The Attraction stage is where people fall in love and can think of nothing else. They might even lose appetite and need less sleep, preferring to spend hours at a time daydreaming about their new love. Three hormones sees much release at this point: Dopamine, a neurotransmitter known to induce pleasure and motivation, also activated by cocaine and nicotine; Norepinephrine, a form of adrenaline, starts us sweating and gets the heart racing; and Serotonin, the strongest contributor to feelings of wellbeing and happiness.

These hormones are released most intensely during the attraction stage, making it the most impactful stage in a relationship. Even looking at a photo of someone you’re in love with releases the feel-good chemical, dopamine.

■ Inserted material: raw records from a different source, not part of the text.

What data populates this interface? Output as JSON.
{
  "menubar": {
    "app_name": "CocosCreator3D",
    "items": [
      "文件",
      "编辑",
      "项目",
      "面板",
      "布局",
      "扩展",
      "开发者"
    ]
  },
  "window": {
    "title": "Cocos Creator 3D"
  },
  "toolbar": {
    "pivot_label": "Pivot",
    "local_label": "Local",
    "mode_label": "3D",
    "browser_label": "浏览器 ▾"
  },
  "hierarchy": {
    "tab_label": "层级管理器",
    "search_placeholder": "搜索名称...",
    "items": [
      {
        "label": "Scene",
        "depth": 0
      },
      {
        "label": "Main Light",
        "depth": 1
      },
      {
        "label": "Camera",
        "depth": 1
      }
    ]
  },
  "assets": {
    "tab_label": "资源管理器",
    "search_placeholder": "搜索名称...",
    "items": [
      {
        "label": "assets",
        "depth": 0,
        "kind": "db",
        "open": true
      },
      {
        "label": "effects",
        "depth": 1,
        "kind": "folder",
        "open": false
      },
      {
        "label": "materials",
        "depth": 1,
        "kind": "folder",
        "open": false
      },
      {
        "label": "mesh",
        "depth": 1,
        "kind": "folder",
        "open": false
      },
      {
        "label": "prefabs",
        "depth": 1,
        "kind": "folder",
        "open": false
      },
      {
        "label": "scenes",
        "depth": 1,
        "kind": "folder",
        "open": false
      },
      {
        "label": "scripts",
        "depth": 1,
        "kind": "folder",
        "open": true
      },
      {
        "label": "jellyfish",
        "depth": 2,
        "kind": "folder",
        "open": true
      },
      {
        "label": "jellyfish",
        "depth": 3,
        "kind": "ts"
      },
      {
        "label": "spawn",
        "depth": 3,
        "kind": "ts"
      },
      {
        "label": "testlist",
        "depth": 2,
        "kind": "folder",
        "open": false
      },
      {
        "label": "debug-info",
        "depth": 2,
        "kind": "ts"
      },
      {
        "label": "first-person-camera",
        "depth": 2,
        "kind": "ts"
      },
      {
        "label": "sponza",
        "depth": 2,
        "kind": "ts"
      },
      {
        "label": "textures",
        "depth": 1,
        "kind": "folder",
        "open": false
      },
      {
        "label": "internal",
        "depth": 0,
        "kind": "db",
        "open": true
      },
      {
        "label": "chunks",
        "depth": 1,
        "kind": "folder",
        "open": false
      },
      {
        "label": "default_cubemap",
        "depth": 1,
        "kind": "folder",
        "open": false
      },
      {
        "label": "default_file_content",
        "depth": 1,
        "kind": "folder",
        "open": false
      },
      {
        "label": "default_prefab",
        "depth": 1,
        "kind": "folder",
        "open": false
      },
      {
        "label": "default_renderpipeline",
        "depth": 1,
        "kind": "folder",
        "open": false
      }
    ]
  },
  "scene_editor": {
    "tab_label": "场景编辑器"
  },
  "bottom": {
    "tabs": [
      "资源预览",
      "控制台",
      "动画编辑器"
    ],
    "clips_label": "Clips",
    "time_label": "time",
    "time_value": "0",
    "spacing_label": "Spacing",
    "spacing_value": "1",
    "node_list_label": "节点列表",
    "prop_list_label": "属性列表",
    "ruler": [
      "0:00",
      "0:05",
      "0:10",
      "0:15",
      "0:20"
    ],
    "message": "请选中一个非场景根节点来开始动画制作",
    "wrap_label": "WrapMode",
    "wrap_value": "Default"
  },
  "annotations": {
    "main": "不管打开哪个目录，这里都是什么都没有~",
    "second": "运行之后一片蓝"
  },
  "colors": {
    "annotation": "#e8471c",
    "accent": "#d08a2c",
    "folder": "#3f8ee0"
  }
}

Prolonged eye contact releases oxytocin, a hormone responsible for feelings of bonding and closeness.

Attachment represents longer lasting commitment supported by the hormones Oxytocin and Vasopressin. Released during sex and heightened by skin-to-skin contact, these two deepens feelings of attachment and makes couples feel closer to one another after the romantic activity. This also explains why physically intimate interactions like holding hands, kissing or cuddling are very pleasurable for those in love.

Brain imaging technologies have been put to use in the name of love. The University College London used functional MRI to take pictures of lovestruck participants. Whilst inside the scanner, loved-up students were shown pictures of their new flame as well as images of platonic friends. The researchers were struck by how clear cut the pattern of brain activity was when students were looking at their new love. Four areas of the brain became active, including one responsible for ‘gut’ feelings and one that is known to respond to euphoria-inducing drugs. The lights go off, however, in the prefrontal cortex, an area often overactive in depressed patients.

The Science of Love

All Kinds of Love

We’ve barely scratched the surface of the science of love, but what does this all say? When it comes to matters of the heart, are we all at the mercy of our biological impulses? Perhaps. What I can tell you for sure is that very few people are immune to the effects of love. And we’re not just talking about conventional love between two people. This time around, as a tribute to the most potent anti-depressant, we’ve decided to explore other kinds of love.

February can be a very depressing month for singles, so but there’s one kind of love that’s important enough to celebrate, and that is self-love. Humans and animals have come a long way, and in many aspects, the love we share for our pets are not one to underestimate. It is said that love transcends race, culture, even language, and interracial love has proven to be the real thing for many. Digital love allows a bigger opportunity for anyone to find love, and success stories are no longer few and far in between. Lastly, love can take stranger forms, and we’ve put together some of the most unusual relationships for your reading pleasure.

Read other All Kinds of Love stories 

As always, for the benefit of those celebrating the month of love, we’ve put together a series of attractive wedding venues and honeymoon destinations outside of Jakarta, along with other loveable features, such as the winners of our #lovefromnowjakarta competition.

Allow me to leave you with this timeless passage from the book of Corinthians:

It always protects, always trusts, always hopes, always perseveres. Love never fails.